A comment from the Huffington Post:
It is nonsense to say that an Amendment to the Constitution could be unconstitutional. The writer is saying that any plan that "squarely targets Latinos" is unconstitutional under "disparate impact theory", as found by the Supreme Court in the 14th Amendment. [Sorry, Republicans: Ending Birthright Citizenship Would Be Unconstitutional| The very amendment that conservatives want to "fix" stands as a shield against government-sanctioned discrimination,
By Cristian Farias, Legal Affairs Writer, The Huffington Post, August 19, 2015]
The theory is briefly:
- The law "targets" Hispanics (because they're the majority of the invaders).
- Mexican and South American Hispanics are "minorities", because of being partly Indian. (I believe the writer himself is a white Chilean, but I could be wrong.)
- Minorities are sacred, under the 14th Amendment,
So ending "birthright" citizenship would be unconstitutional.
But we're talking about amending (unnecessarily) the 14th Amendment itself.
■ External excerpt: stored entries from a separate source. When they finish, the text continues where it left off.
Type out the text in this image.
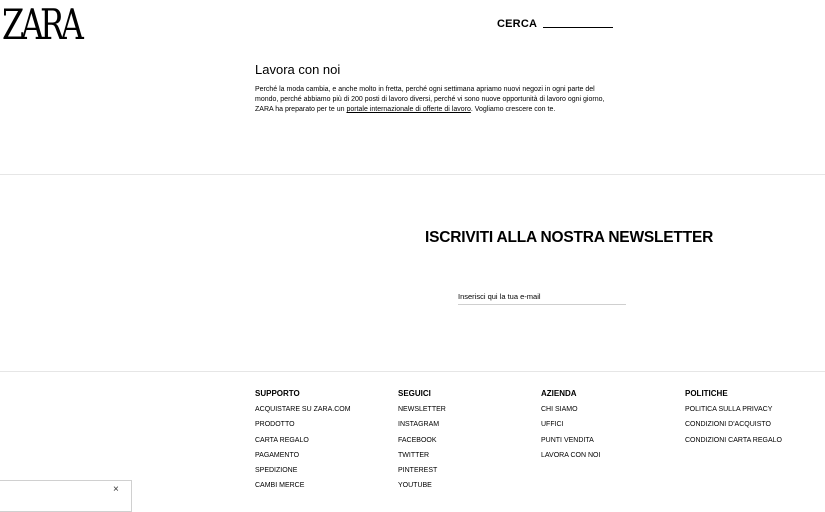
ZARA	CERCA
Lavora con noi

Perché la moda cambia, e anche molto in fretta, perché ogni settimana apriamo nuovi negozi in ogni parte del mondo, perché abbiamo più di 200 posti di lavoro diversi, perché vi sono nuove opportunità di lavoro ogni giorno, ZARA ha preparato per te un portale internazionale di offerte di lavoro. Vogliamo crescere con te.

ISCRIVITI ALLA NOSTRA NEWSLETTER
Inserisci qui la tua e-mail
SUPPORTO
ACQUISTARE SU ZARA.COM
PRODOTTO
CARTA REGALO
PAGAMENTO
SPEDIZIONE
CAMBI MERCE
SEGUICI
NEWSLETTER
INSTAGRAM
FACEBOOK
TWITTER
PINTEREST
YOUTUBE
AZIENDA
CHI SIAMO
UFFICI
PUNTI VENDITA
LAVORA CON NOI
POLITICHE
POLITICA SULLA PRIVACY
CONDIZIONI D'ACQUISTO
CONDIZIONI CARTA REGALO
×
Would be unconstitutional under
the 14th Amendment to repeal the 14th Amendment entirely
No one is proposing that, but you know, the Civil War has been over for some time, so it's probably no longer necessary, and it's led the Supreme Court into some weird and strange jurisprudence, notably
that "disparate impact"
But there's a different question, not involving constitutional scholarship, but rather power politics.
Would the Supreme Court find
such an Amendment unconstitutional? Answer: who knows? The Supreme Court might find anything. That's why we keep talking about impeaching judges.